Contro Renzi e contro la Camusso, non ci facciamo prendere per i fondelli

12 Dic 2014 18:33 - di Girolamo Fragalà

«Servono lavoro e diritti», urla Susanna Camusso dal palco nel giorno dello sciopero. «Servono lavoro e diritti», diceva Matteo Renzi pochi giorni fa. «Basta con i dilettanti allo sbaraglio», grida la Camusso. «Basta con i dilettanti allo sbaraglio», diceva Renzi, quando rottamava il vecchio e gridava al “merito”. «Il governo scelga tra conflitto e dialogo», insiste la Camusso. «È finita la stagione del conflitto, inizia quella del dialogo», fu una delle frasi più famose della fase-1 di Renzi. Sono lì, tutt’e due, protagonisti lontani e vicini della giornata della grande mobilitazione sindacale, usano lo stesso linguaggio per dire cose contrapposte, dal “c’eravamo tanto amati” alla guerra delle piazze, io sto con gli operai e tu con i capitalisti. La sinistra come al solito si divide in due, sinistra di lotta e di governo, degli operai e dei borghesi, c’è lo scaricabarile, l’assunzione di responsabilità e di irresponsabilità.
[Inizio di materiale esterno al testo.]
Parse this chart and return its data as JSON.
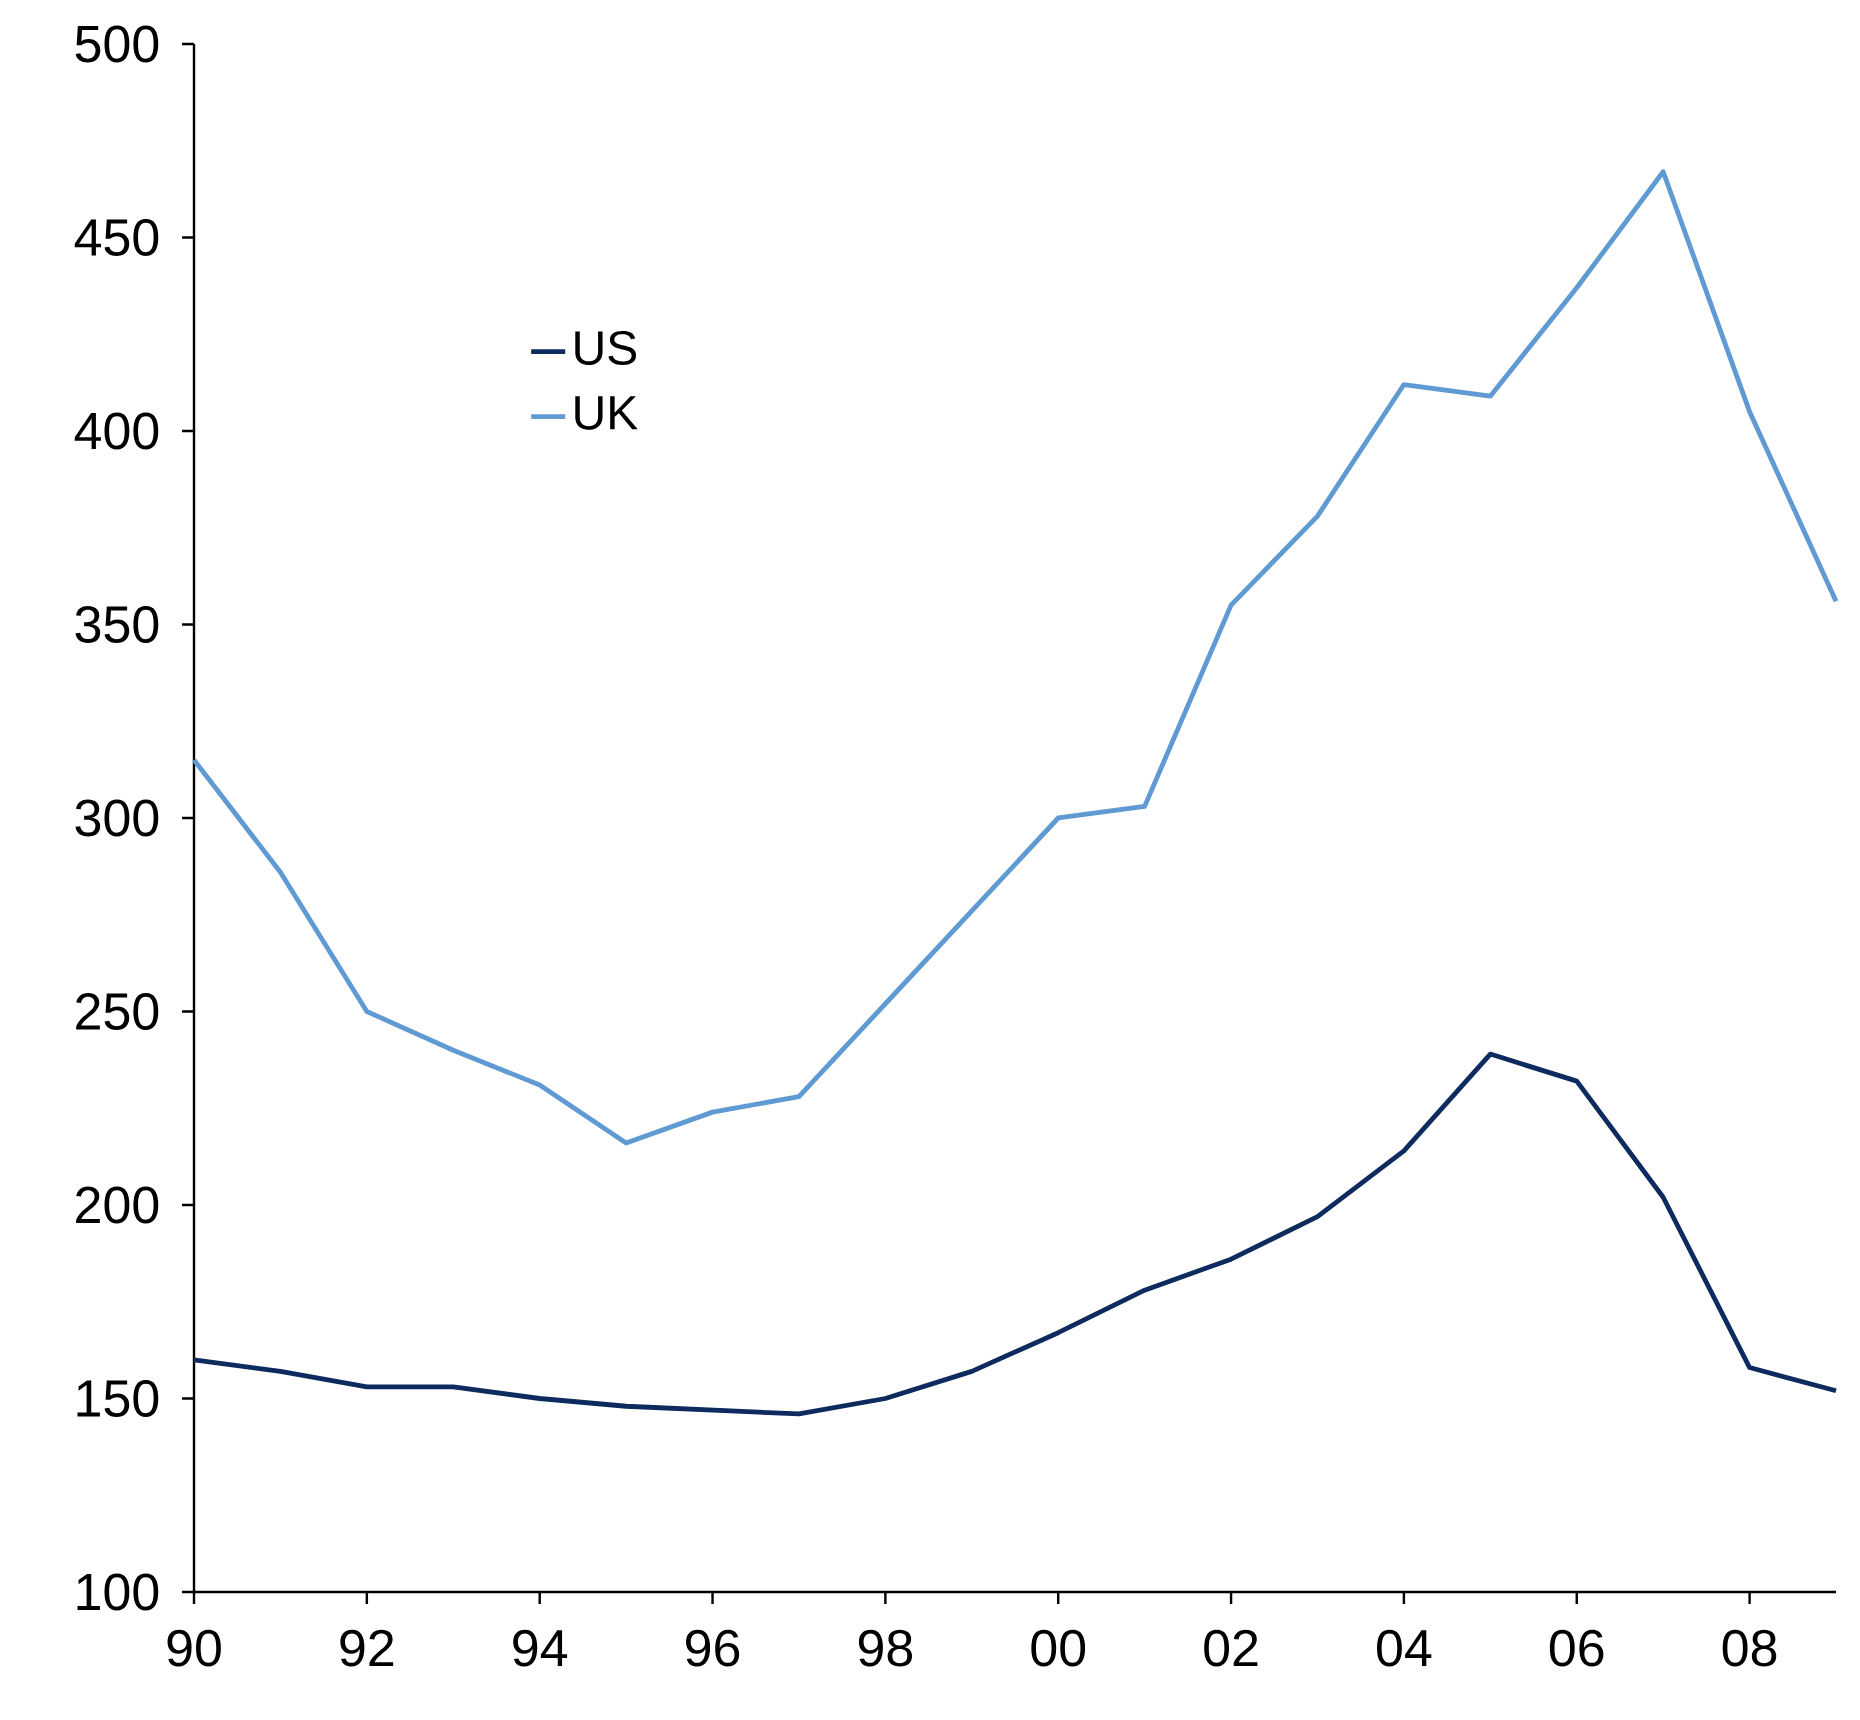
{
  "chart_data": {
    "type": "line",
    "x": [
      1990,
      1991,
      1992,
      1993,
      1994,
      1995,
      1996,
      1997,
      1998,
      1999,
      2000,
      2001,
      2002,
      2003,
      2004,
      2005,
      2006,
      2007,
      2008,
      2009
    ],
    "series": [
      {
        "name": "US",
        "color": "#0d2b5e",
        "values": [
          160,
          157,
          153,
          153,
          150,
          148,
          147,
          146,
          150,
          157,
          167,
          178,
          186,
          197,
          214,
          239,
          232,
          202,
          158,
          152
        ]
      },
      {
        "name": "UK",
        "color": "#5f9ad3",
        "values": [
          315,
          286,
          250,
          240,
          231,
          216,
          224,
          228,
          252,
          276,
          300,
          303,
          355,
          378,
          412,
          409,
          437,
          467,
          405,
          356
        ]
      }
    ],
    "xlim": [
      1990,
      2009
    ],
    "ylim": [
      100,
      500
    ],
    "xticks": [
      {
        "value": 1990,
        "label": "90"
      },
      {
        "value": 1992,
        "label": "92"
      },
      {
        "value": 1994,
        "label": "94"
      },
      {
        "value": 1996,
        "label": "96"
      },
      {
        "value": 1998,
        "label": "98"
      },
      {
        "value": 2000,
        "label": "00"
      },
      {
        "value": 2002,
        "label": "02"
      },
      {
        "value": 2004,
        "label": "04"
      },
      {
        "value": 2006,
        "label": "06"
      },
      {
        "value": 2008,
        "label": "08"
      }
    ],
    "yticks": [
      100,
      150,
      200,
      250,
      300,
      350,
      400,
      450,
      500
    ],
    "legend": "top left",
    "grid": false
  }
}
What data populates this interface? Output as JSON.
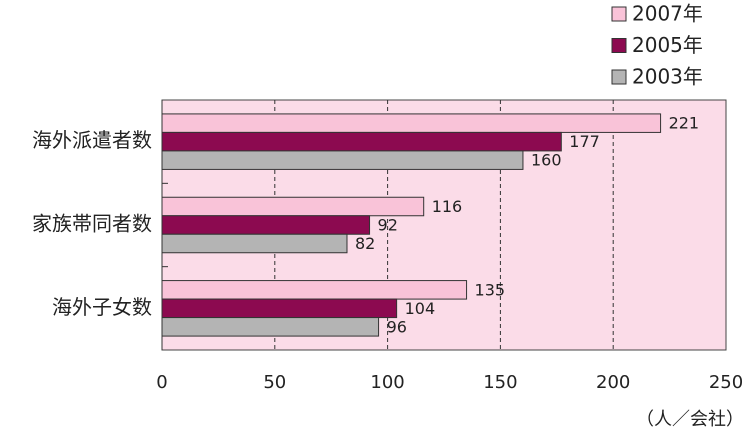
{
  "chart_data": {
    "type": "barh",
    "categories": [
      "海外派遣者数",
      "家族帯同者数",
      "海外子女数"
    ],
    "series": [
      {
        "name": "2007年",
        "color": "#f9c3d8",
        "values": [
          221,
          116,
          135
        ]
      },
      {
        "name": "2005年",
        "color": "#8c0a50",
        "values": [
          177,
          92,
          104
        ]
      },
      {
        "name": "2003年",
        "color": "#b4b4b4",
        "values": [
          160,
          82,
          96
        ]
      }
    ],
    "xlim": [
      0,
      250
    ],
    "xticks": [
      0,
      50,
      100,
      150,
      200,
      250
    ],
    "xlabel": "（人／会社）",
    "grid": true,
    "background": "#fbdce8",
    "legend": "top-right"
  }
}
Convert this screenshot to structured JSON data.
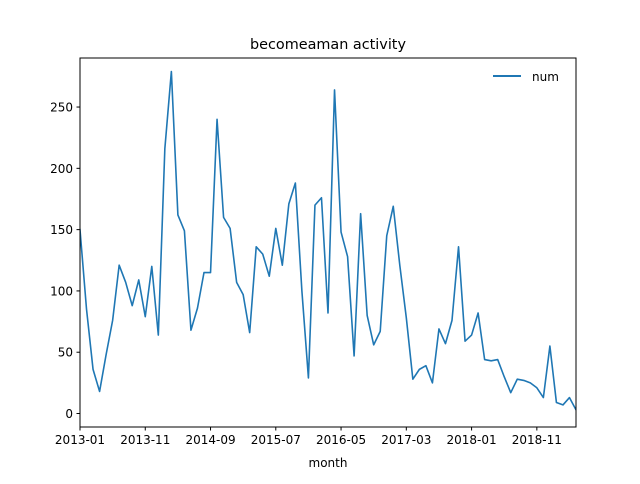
{
  "chart_data": {
    "type": "line",
    "title": "becomeaman activity",
    "xlabel": "month",
    "ylabel": "",
    "x_tick_labels": [
      "2013-01",
      "2013-11",
      "2014-09",
      "2015-07",
      "2016-05",
      "2017-03",
      "2018-01",
      "2018-11"
    ],
    "y_ticks": [
      0,
      50,
      100,
      150,
      200,
      250
    ],
    "y_tick_labels": [
      "0",
      "50",
      "100",
      "150",
      "200",
      "250"
    ],
    "ylim": [
      -11,
      290
    ],
    "x_start": "2013-01",
    "legend": {
      "position": "upper right",
      "entries": [
        "num"
      ]
    },
    "grid": false,
    "line_color": "#1f77b4",
    "series": [
      {
        "name": "num",
        "values": [
          150,
          85,
          36,
          18,
          48,
          76,
          121,
          107,
          88,
          109,
          79,
          120,
          64,
          216,
          279,
          162,
          149,
          68,
          86,
          115,
          115,
          240,
          160,
          151,
          107,
          97,
          66,
          136,
          130,
          112,
          151,
          121,
          171,
          188,
          100,
          29,
          170,
          176,
          82,
          264,
          148,
          128,
          47,
          163,
          80,
          56,
          67,
          145,
          169,
          121,
          78,
          28,
          36,
          39,
          25,
          69,
          57,
          76,
          136,
          59,
          64,
          82,
          44,
          43,
          44,
          30,
          17,
          28,
          27,
          25,
          21,
          13,
          55,
          9,
          7,
          13,
          3
        ]
      }
    ]
  }
}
Fino a quando sullo schermo compare la scritta The End, tutti a casa, lo spettacolo è finito, i pullman ripartono, le opposte fazioni sono soddisfatte. Negli altri – in chi cioè non è sceso in piazza e non si è esaltato vedendo il premier in tv, cresce la convizione che non si può stare né con Renzi né con la Cgil.

Contro Renzi

È il premier delle promesse, ne fa una al giorno, a ritmi incalzanti, senza un attimo di pausa. Inonda di parole, usa le tv come se fossero “cosa sua”, saltella da un divano televisivo all’altro, fa innamorare persino Barbara D’Urso. Intanto il Pil 2014 cade ancora, l’Italia non cresce dal 2011 e il potere di acquisto delle famiglie diminuisce ancora. Renzi ha avuto il coraggio di sostenere che con lui le tasse erano diminuite e invece chiunque ha potuto verificare sulla propria pelle che è vero il contrario, e cioè che il peso fiscale è aumentato. Sempre Renzi aveva dato un calendario garantendo riforme a raffica, ma di quelle riforme non si trova traccia. Ha finto di alzare la voce contro la Merkel ma si è inginocchiato davanti alla Cancelliera, facendo la figura dello studentello che va a prendere lezioni. Ha detto che la priorità era il posto di lavoro, l’unica ricetta che ha saputo mettere sul piatto è il tentato omicidio dell’articolo 18, senza nemmeno un’iniziativa collegata. Un bluff, due bluff, tre bluff. Troppi bluff. Con Renzi proprio no, non si può stare.

Contro la Camusso

La Camusso non è più credibile nelle vesti di paladina dei diritti dei lavoratori. Perché la Cgil – colpa anche dei predecessori dell’attuale leader – da anni non fa sindacato ma politica, utilizzando l’arma dello sciopero generale non tanto per difendere la classe operaia quanto per portare a termine una battaglia di partito. Non è credibile, la Cgil, perché ha portato in piazza i suoi iscritti in proteste ad orologeria, quando la sinistra le chiedeva di mettere in crisi chi sedeva a Palazzo Chigi, di creare malcontento, di . Ogni pretesto era buono e il Pd ringraziava. La Cgil è arrivata persino a proclamare uno sciopero perché, a suo dire, il governo Berlusconi stava «imponendo più tasse alle famiglie italiane», roba che – alla luce di quanto accaduto negli ultimi anni – sembra davvero una barzelletta. Per non parlare poi della mobilitazione contro la Gelmini perché la riforma avrebbe cancellato la scuola pubblica, cancellato il tempo pieno alle elementari, disintegrato la professionalità dei docenti. Oggi la Cgil dovrebbe spiegare se la scuola pubblica è stata cancellata, se il tempo pieno è scomparso e se la professionalità dei docenti è stata azzerata dalla riforma Gelmini. E questi sono solo alcuni esempi, la lista delle proteste demagogiche della Cgil è lunga. Dunque, con la Camusso proprio no, non si può stare. Proprio per questo, alla fine dello spettacolo, Renzi e Susanna hanno avuto la loro visibilità. E hanno regalato ai manifestanti qualche ora di illusione.